Today I found one that made me laugh, because it took me back to a world I only visit now. Even before I picked it up I could see it wasn’t an ordinary grocery list. Instead of words, it had mostly figures. It was done in blue ink, but there were notations in red.
It was someone’s algebra paper -- ten problems numbered 16 through 25. All but two were right. (I know this because they were marked that way.) When I picked it up, I noticed that it was folded several times at the bottom and was heavy there.
As I unfolded it, bits of brown fibrous material fell out. At the last turn, two cigarettes, one smoked about a third of the way down, dropped into my hand.
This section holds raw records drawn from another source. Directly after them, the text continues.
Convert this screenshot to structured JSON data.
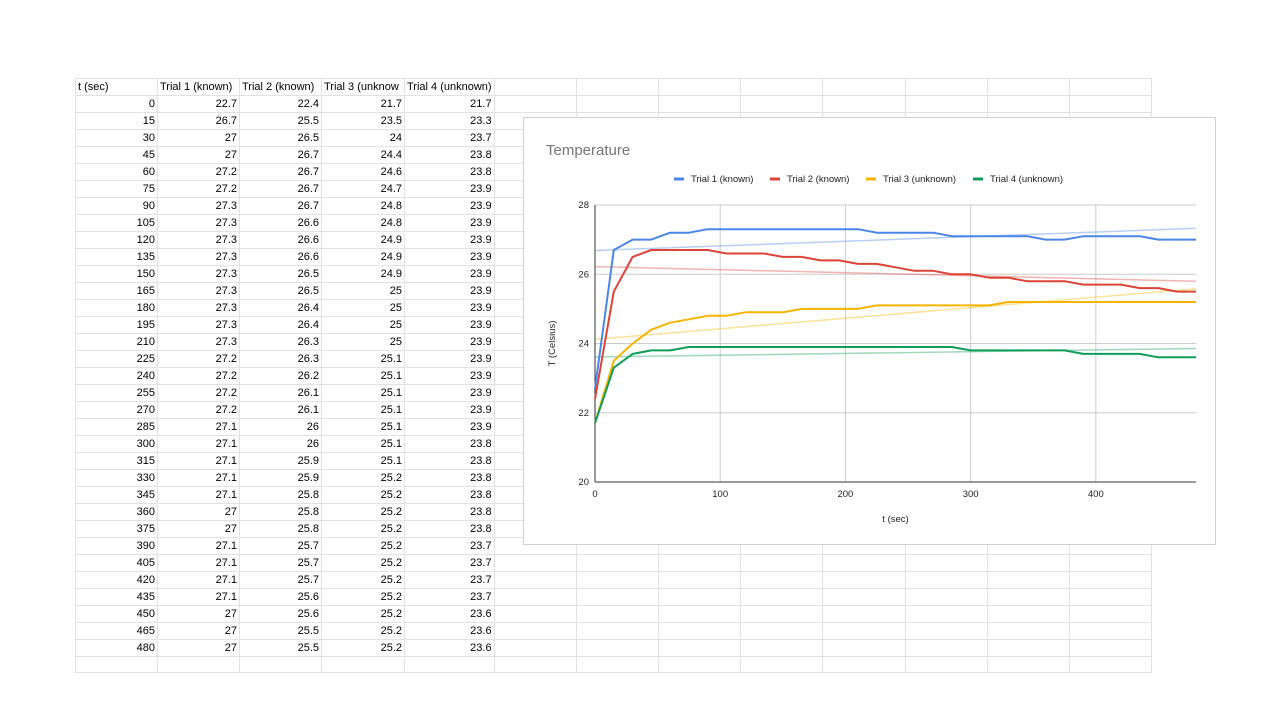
{
  "table": {
    "headers": [
      "t (sec)",
      "Trial 1 (known)",
      "Trial 2 (known)",
      "Trial 3 (unknow",
      "Trial 4 (unknown)"
    ],
    "rows": [
      [
        "0",
        "22.7",
        "22.4",
        "21.7",
        "21.7"
      ],
      [
        "15",
        "26.7",
        "25.5",
        "23.5",
        "23.3"
      ],
      [
        "30",
        "27",
        "26.5",
        "24",
        "23.7"
      ],
      [
        "45",
        "27",
        "26.7",
        "24.4",
        "23.8"
      ],
      [
        "60",
        "27.2",
        "26.7",
        "24.6",
        "23.8"
      ],
      [
        "75",
        "27.2",
        "26.7",
        "24.7",
        "23.9"
      ],
      [
        "90",
        "27.3",
        "26.7",
        "24.8",
        "23.9"
      ],
      [
        "105",
        "27.3",
        "26.6",
        "24.8",
        "23.9"
      ],
      [
        "120",
        "27.3",
        "26.6",
        "24.9",
        "23.9"
      ],
      [
        "135",
        "27.3",
        "26.6",
        "24.9",
        "23.9"
      ],
      [
        "150",
        "27.3",
        "26.5",
        "24.9",
        "23.9"
      ],
      [
        "165",
        "27.3",
        "26.5",
        "25",
        "23.9"
      ],
      [
        "180",
        "27.3",
        "26.4",
        "25",
        "23.9"
      ],
      [
        "195",
        "27.3",
        "26.4",
        "25",
        "23.9"
      ],
      [
        "210",
        "27.3",
        "26.3",
        "25",
        "23.9"
      ],
      [
        "225",
        "27.2",
        "26.3",
        "25.1",
        "23.9"
      ],
      [
        "240",
        "27.2",
        "26.2",
        "25.1",
        "23.9"
      ],
      [
        "255",
        "27.2",
        "26.1",
        "25.1",
        "23.9"
      ],
      [
        "270",
        "27.2",
        "26.1",
        "25.1",
        "23.9"
      ],
      [
        "285",
        "27.1",
        "26",
        "25.1",
        "23.9"
      ],
      [
        "300",
        "27.1",
        "26",
        "25.1",
        "23.8"
      ],
      [
        "315",
        "27.1",
        "25.9",
        "25.1",
        "23.8"
      ],
      [
        "330",
        "27.1",
        "25.9",
        "25.2",
        "23.8"
      ],
      [
        "345",
        "27.1",
        "25.8",
        "25.2",
        "23.8"
      ],
      [
        "360",
        "27",
        "25.8",
        "25.2",
        "23.8"
      ],
      [
        "375",
        "27",
        "25.8",
        "25.2",
        "23.8"
      ],
      [
        "390",
        "27.1",
        "25.7",
        "25.2",
        "23.7"
      ],
      [
        "405",
        "27.1",
        "25.7",
        "25.2",
        "23.7"
      ],
      [
        "420",
        "27.1",
        "25.7",
        "25.2",
        "23.7"
      ],
      [
        "435",
        "27.1",
        "25.6",
        "25.2",
        "23.7"
      ],
      [
        "450",
        "27",
        "25.6",
        "25.2",
        "23.6"
      ],
      [
        "465",
        "27",
        "25.5",
        "25.2",
        "23.6"
      ],
      [
        "480",
        "27",
        "25.5",
        "25.2",
        "23.6"
      ]
    ]
  },
  "chart_data": {
    "type": "line",
    "title": "Temperature",
    "xlabel": "t (sec)",
    "ylabel": "T (Celsius)",
    "xlim": [
      0,
      480
    ],
    "ylim": [
      20,
      28
    ],
    "xticks": [
      "0",
      "100",
      "200",
      "300",
      "400"
    ],
    "yticks": [
      "20",
      "22",
      "24",
      "26",
      "28"
    ],
    "grid": true,
    "legend": "top",
    "trendlines": true,
    "x": [
      0,
      15,
      30,
      45,
      60,
      75,
      90,
      105,
      120,
      135,
      150,
      165,
      180,
      195,
      210,
      225,
      240,
      255,
      270,
      285,
      300,
      315,
      330,
      345,
      360,
      375,
      390,
      405,
      420,
      435,
      450,
      465,
      480
    ],
    "series": [
      {
        "name": "Trial 1 (known)",
        "color": "#4a86e8",
        "values": [
          22.7,
          26.7,
          27,
          27,
          27.2,
          27.2,
          27.3,
          27.3,
          27.3,
          27.3,
          27.3,
          27.3,
          27.3,
          27.3,
          27.3,
          27.2,
          27.2,
          27.2,
          27.2,
          27.1,
          27.1,
          27.1,
          27.1,
          27.1,
          27,
          27,
          27.1,
          27.1,
          27.1,
          27.1,
          27,
          27,
          27
        ]
      },
      {
        "name": "Trial 2 (known)",
        "color": "#db4437",
        "values": [
          22.4,
          25.5,
          26.5,
          26.7,
          26.7,
          26.7,
          26.7,
          26.6,
          26.6,
          26.6,
          26.5,
          26.5,
          26.4,
          26.4,
          26.3,
          26.3,
          26.2,
          26.1,
          26.1,
          26,
          26,
          25.9,
          25.9,
          25.8,
          25.8,
          25.8,
          25.7,
          25.7,
          25.7,
          25.6,
          25.6,
          25.5,
          25.5
        ]
      },
      {
        "name": "Trial 3 (unknown)",
        "color": "#f4b400",
        "values": [
          21.7,
          23.5,
          24,
          24.4,
          24.6,
          24.7,
          24.8,
          24.8,
          24.9,
          24.9,
          24.9,
          25,
          25,
          25,
          25,
          25.1,
          25.1,
          25.1,
          25.1,
          25.1,
          25.1,
          25.1,
          25.2,
          25.2,
          25.2,
          25.2,
          25.2,
          25.2,
          25.2,
          25.2,
          25.2,
          25.2,
          25.2
        ]
      },
      {
        "name": "Trial 4 (unknown)",
        "color": "#0f9d58",
        "values": [
          21.7,
          23.3,
          23.7,
          23.8,
          23.8,
          23.9,
          23.9,
          23.9,
          23.9,
          23.9,
          23.9,
          23.9,
          23.9,
          23.9,
          23.9,
          23.9,
          23.9,
          23.9,
          23.9,
          23.9,
          23.8,
          23.8,
          23.8,
          23.8,
          23.8,
          23.8,
          23.7,
          23.7,
          23.7,
          23.7,
          23.6,
          23.6,
          23.6
        ]
      }
    ]
  }
}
I can visualize the scene well enough to use it in a short story. He takes three cigarettes from the pack he keeps in his locker, rips a paper out of his notebook, makes his little pouch, and sticks the thing in his shirt pocket. Part way through his next class, when the lecture is through and the students have been set to working new problems, he raises his
hand.“Mrs. D, can I go to the lav?”
He stops at the door and bends to scribble on the signout sheet, using his free hand to keep the contents of his pocket from spilling. The matches are already in the bathroom, wedged behind the third sink, which wobbles a little. He enjoys the first smoke, and starts on the second, but part way through he is either interrupted, or he remembers that he doesn’t have enough to get through the rest of the day if he uses this one now, or (an
outside possibility) he doesn’t want to call attention to himself by being gone too long.He stubs it out carefully against a water drop, rolls it and its companion back into the carrying device, replaces it in his pocket, and returns to class, hoping he doesn’t have to ask the teacher for individual help. This one’s been known to spray Lysol around a kid’s desk if she thinks he’s fouling her air.
Been there.
Done that.
And tonight I am writing this instead of attending commencement.